Penguin Random House Verlagsgruppe GmbH,

Neumarkter Str. 28, 81673 München

Alle Rechte vorbehalten

Covergestaltung: Carolin Liepins

Cover- und Innenillustration: Carolin Liepins

ck . Herstellung: AJ

Satz und E-Book Konvertierung: GGP Media GmbH, Pößneck

ISBN 978-3-641-33732-2V003

www.cbj-verlag.de

Personen

Teil 1 — Die Stadt —

1

Macadamia Street 88.

Das Haus war blau verputzt, die Fassade war erst vor Kurzem gestrichen worden. Kleine Erker und Stuckornamente verzierten die Front. Die Fensterrahmen waren weiß lackiert.

Ein schönes Haus in einer schönen Straße – das war neu. Seit Calum sich erinnern konnte, hatte er immer in hässlichen Sozialbauten gewohnt, und zwar in den billigsten Vierteln der Stadt.

Mrs Drew fuhr noch ein Stück weiter, bis sie am Straßenrand einen Parkplatz fand.

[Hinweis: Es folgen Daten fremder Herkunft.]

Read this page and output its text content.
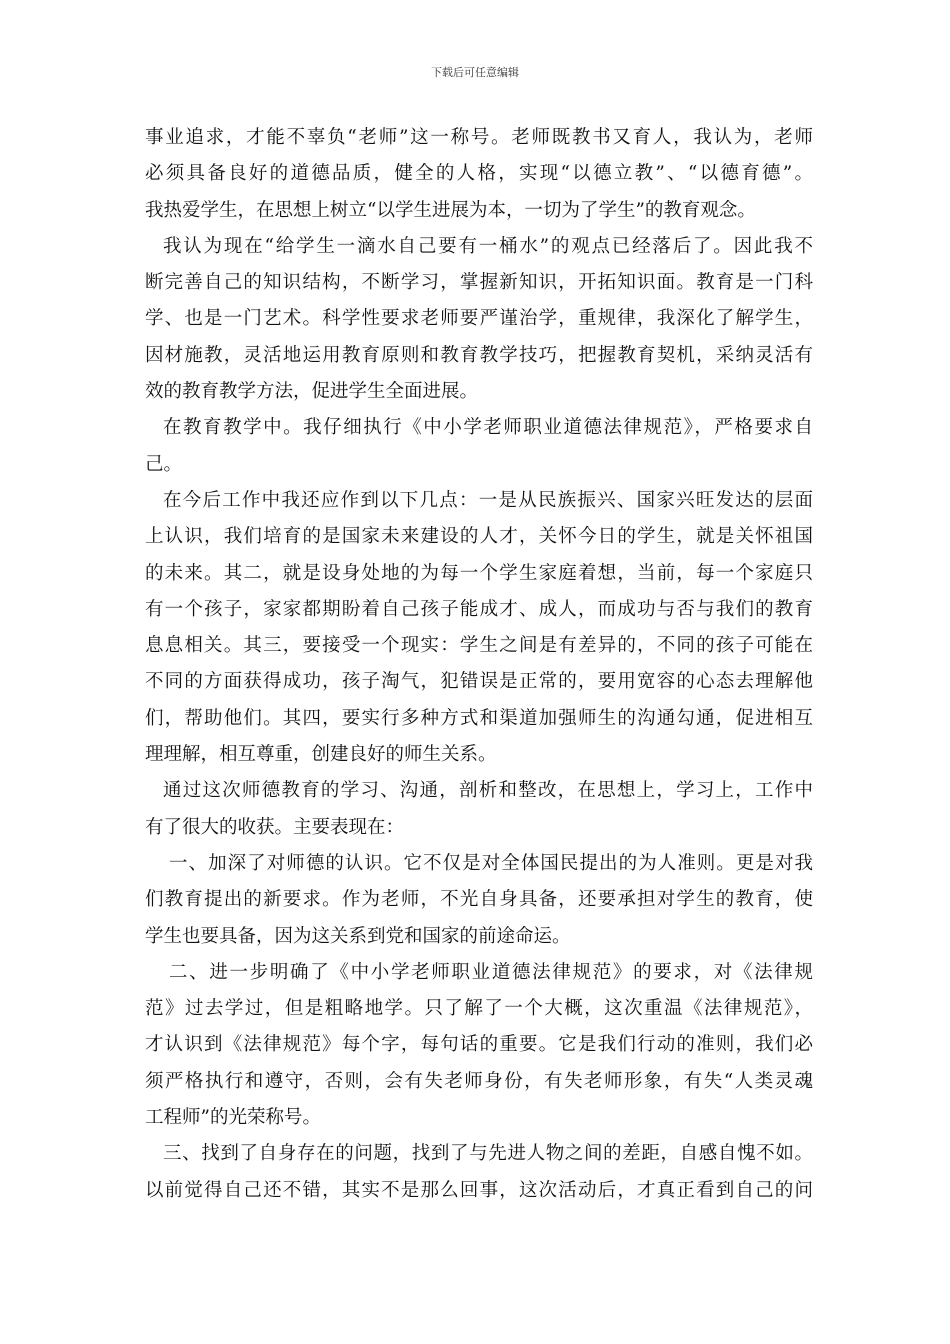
下载后可任意编辑
事业追求，才能不辜负“老师”这一称号。老师既教书又育人，我认为，老师
必须具备良好的道德品质，健全的人格，实现“以德立教”、“以德育德”。
我热爱学生，在思想上树立“以学生进展为本，一切为了学生”的教育观念。
我认为现在“给学生一滴水自己要有一桶水”的观点已经落后了。因此我不
断完善自己的知识结构，不断学习，掌握新知识，开拓知识面。教育是一门科
学、也是一门艺术。科学性要求老师要严谨治学，重规律，我深化了解学生，
因材施教，灵活地运用教育原则和教育教学技巧，把握教育契机，采纳灵活有
效的教育教学方法，促进学生全面进展。
在教育教学中。我仔细执行《中小学老师职业道德法律规范》，严格要求自
己。
在今后工作中我还应作到以下几点：一是从民族振兴、国家兴旺发达的层面
上认识，我们培育的是国家未来建设的人才，关怀今日的学生，就是关怀祖国
的未来。其二，就是设身处地的为每一个学生家庭着想，当前，每一个家庭只
有一个孩子，家家都期盼着自己孩子能成才、成人，而成功与否与我们的教育
息息相关。其三，要接受一个现实：学生之间是有差异的，不同的孩子可能在
不同的方面获得成功，孩子淘气，犯错误是正常的，要用宽容的心态去理解他
们，帮助他们。其四，要实行多种方式和渠道加强师生的沟通勾通，促进相互
理理解，相互尊重，创建良好的师生关系。
通过这次师德教育的学习、沟通，剖析和整改，在思想上，学习上，工作中
有了很大的收获。主要表现在：
一、加深了对师德的认识。它不仅是对全体国民提出的为人准则。更是对我
们教育提出的新要求。作为老师，不光自身具备，还要承担对学生的教育，使
学生也要具备，因为这关系到党和国家的前途命运。
二、进一步明确了《中小学老师职业道德法律规范》的要求，对《法律规
范》过去学过，但是粗略地学。只了解了一个大概，这次重温《法律规范》，
才认识到《法律规范》每个字，每句话的重要。它是我们行动的准则，我们必
须严格执行和遵守，否则，会有失老师身份，有失老师形象，有失“人类灵魂
工程师”的光荣称号。
三、找到了自身存在的问题，找到了与先进人物之间的差距，自感自愧不如。
以前觉得自己还不错，其实不是那么回事，这次活动后，才真正看到自己的问
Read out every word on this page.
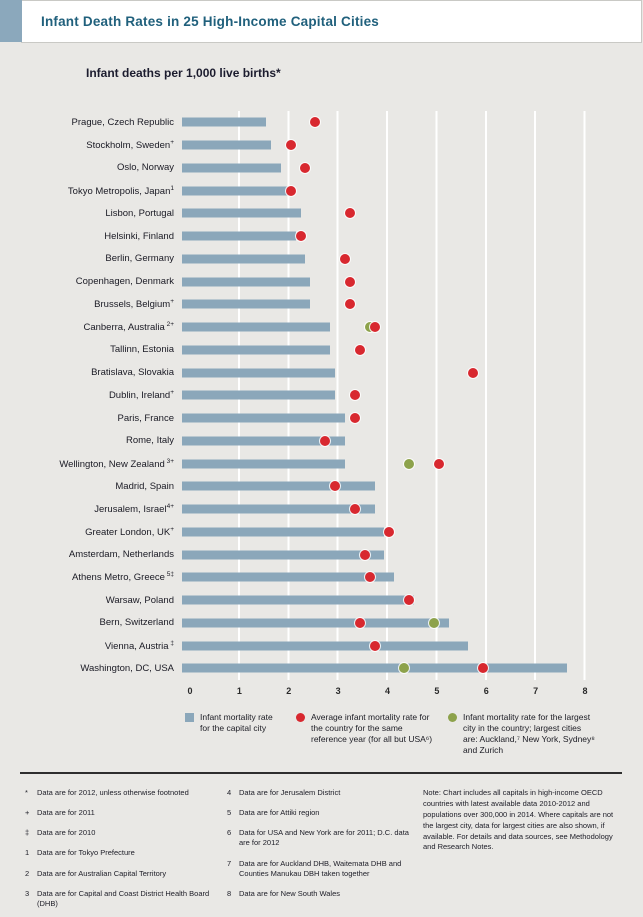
Infant Death Rates in 25 High-Income Capital Cities
Infant deaths per 1,000 live births*
Prague, Czech Republic
Stockholm, Sweden+
Oslo, Norway
Tokyo Metropolis, Japan$^1$
Lisbon, Portugal
Helsinki, Finland
Berlin, Germany
Copenhagen, Denmark
Brussels, Belgium+
Canberra, Australia $^{2+}$
Tallinn, Estonia
Bratislava, Slovakia
Dublin, Ireland+
Paris, France
Rome, Italy
Wellington, New Zealand $^{3+}$
Madrid, Spain
Jerusalem, Israel$^{4+}$
Greater London, UK+
Amsterdam, Netherlands
Athens Metro, Greece $^{5\ddagger}$
Warsaw, Poland
Bern, Switzerland
Vienna, Austria ‡
Washington, DC, USA
0	1	2	3	4	5	6	7	8
Infant mortality rate for the capital city
Average infant mortality rate for the country for the same reference year (for all but USA⁶)
Infant mortality rate for the largest city in the country; largest cities are: Auckland,⁷ New York, Sydney⁸ and Zurich
*	Data are for 2012, unless otherwise footnoted
+	Data are for 2011
‡	Data are for 2010
1	Data are for Tokyo Prefecture
2	Data are for Australian Capital Territory
3	Data are for Capital and Coast District Health Board (DHB)
4	Data are for Jerusalem District
5	Data are for Attiki region
6	Data for USA and New York are for 2011; D.C. data are for 2012
7	Data are for Auckland DHB, Waitemata DHB and Counties Manukau DBH taken together
8	Data are for New South Wales
Note: Chart includes all capitals in high-income OECD countries with latest available data 2010-2012 and populations over 300,000 in 2014. Where capitals are not the largest city, data for largest cities are also shown, if available. For details and data sources, see Methodology and Research Notes.
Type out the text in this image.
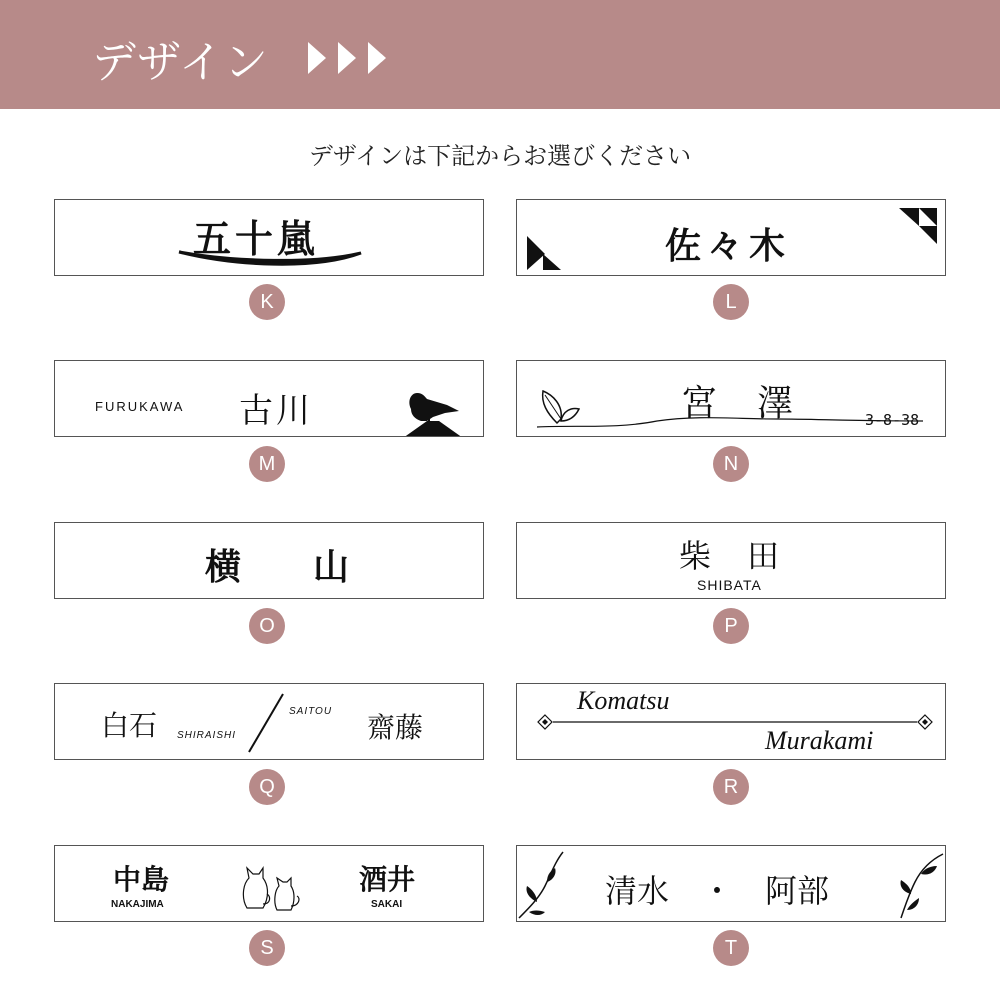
デザイン
デザインは下記からお選びください
五十嵐
K
佐々木
L
FURUKAWA 古川
M
宮　澤	3-8-38
N
横　　山
O
柴　田
SHIBATA
P
白石 SHIRAISHI
SAITOU 齋藤
Q
Komatsu
Murakami
R
中島
NAKAJIMA
酒井
SAKAI
S
清水　・　阿部
T
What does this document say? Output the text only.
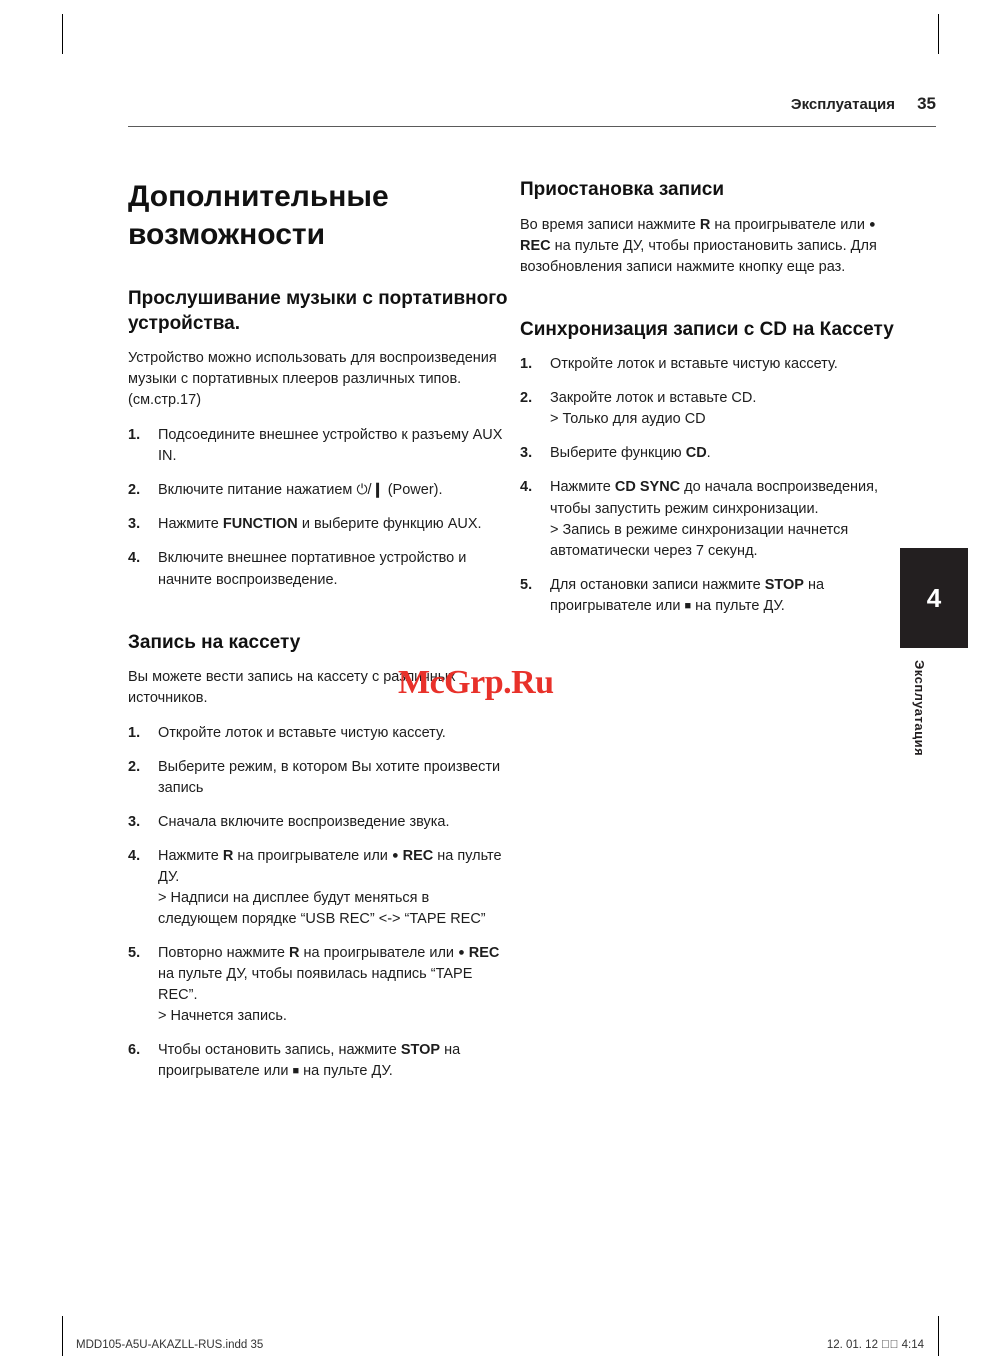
Эксплуатация 35
4
Эксплуатация
Дополнительные возможности
Прослушивание музыки с портативного устройства.

Устройство можно использовать для воспроизведения музыки с портативных плееров различных типов. (см.стр.17)

1. Подсоедините внешнее устройство к разъему AUX IN.
2. Включите питание нажатием ⏻/❙ (Power).
3. Нажмите FUNCTION и выберите функцию AUX.
4. Включите внешнее портативное устройство и начните воспроизведение.
Запись на кассету

Вы можете вести запись на кассету с различных источников.

1. Откройте лоток и вставьте чистую кассету.
2. Выберите режим, в котором Вы хотите произвести запись
3. Сначала включите воспроизведение звука.
4. Нажмите R на проигрывателе или ● REC на пульте ДУ.
> Надписи на дисплее будут меняться в следующем порядке “USB REC” <-> “TAPE REC”
5. Повторно нажмите R на проигрывателе или ● REC на пульте ДУ, чтобы появилась надпись “TAPE REC”.
> Начнется запись.
6. Чтобы остановить запись, нажмите STOP на проигрывателе или ■ на пульте ДУ.
Приостановка записи

Во время записи нажмите R на проигрывателе или ● REC на пульте ДУ, чтобы приостановить запись. Для возобновления записи нажмите кнопку еще раз.

Синхронизация записи с CD на Кассету
1. Откройте лоток и вставьте чистую кассету.
2. Закройте лоток и вставьте CD.
> Только для аудио CD
3. Выберите функцию CD.
4. Нажмите CD SYNC до начала воспроизведения, чтобы запустить режим синхронизации.
> Запись в режиме синхронизации начнется автоматически через 7 секунд.
5. Для остановки записи нажмите STOP на проигрывателе или ■ на пульте ДУ.
McGrp.Ru
MDD105-A5U-AKAZLL-RUS.indd 35	12. 01. 12 󰀀󰀀 4:14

Calum stieg aus und sog die Luft durch die Nasenlöcher. Es roch nach den ersten Veilchen, die im Vorgarten des Nachbarhauses blühten, nach warmem Sauerteigbrot und gedämpftem Knoblauch, irgendjemand in der Nachbarschaft kochte gerade.

Mrs Drew hängte ihre Handtasche über die Schulter, öffnete den Kofferraum und hievte Calums Rollkoffer auf die Straße. Sein ganzer Besitz steckte darin.

»Dann wollen wir mal«, sagte Mrs Drew. Die Rollen rumpelten laut, als sie den Koffer in Richtung Nummer 88 zog.

Calum schwang sich seinen Rucksack auf den Rücken und folgte ihr zum Eingang.

Es gab kein Graffiti auf der Fassade und die Klingelschilder waren allesamt ordentlich beschriftet. Auch das war neu. In seinem früheren Haus hatten die Mieter ihre Namen einfach auf ein Stück Kreppband gekritzelt und auf die Kunststofffelder geklebt.

Mrs Drew drückte die oberste Klingel. WG 3 stand auf dem Schild daneben. WG 3 war die Abkürzung für Wohngruppe 3, das wusste Calum, er hatte schließlich sein ganzes Leben in staatlicher Obhut verbracht. Zuletzt hatte er in einer Gruppe mit drei Mädchen gelebt. Seine Mitbewohnerinnen waren neun, Calum war vierzehn. Er war nicht allzu traurig gewesen, als Mrs Drew ihm mitgeteilt hatte, dass er umziehen musste.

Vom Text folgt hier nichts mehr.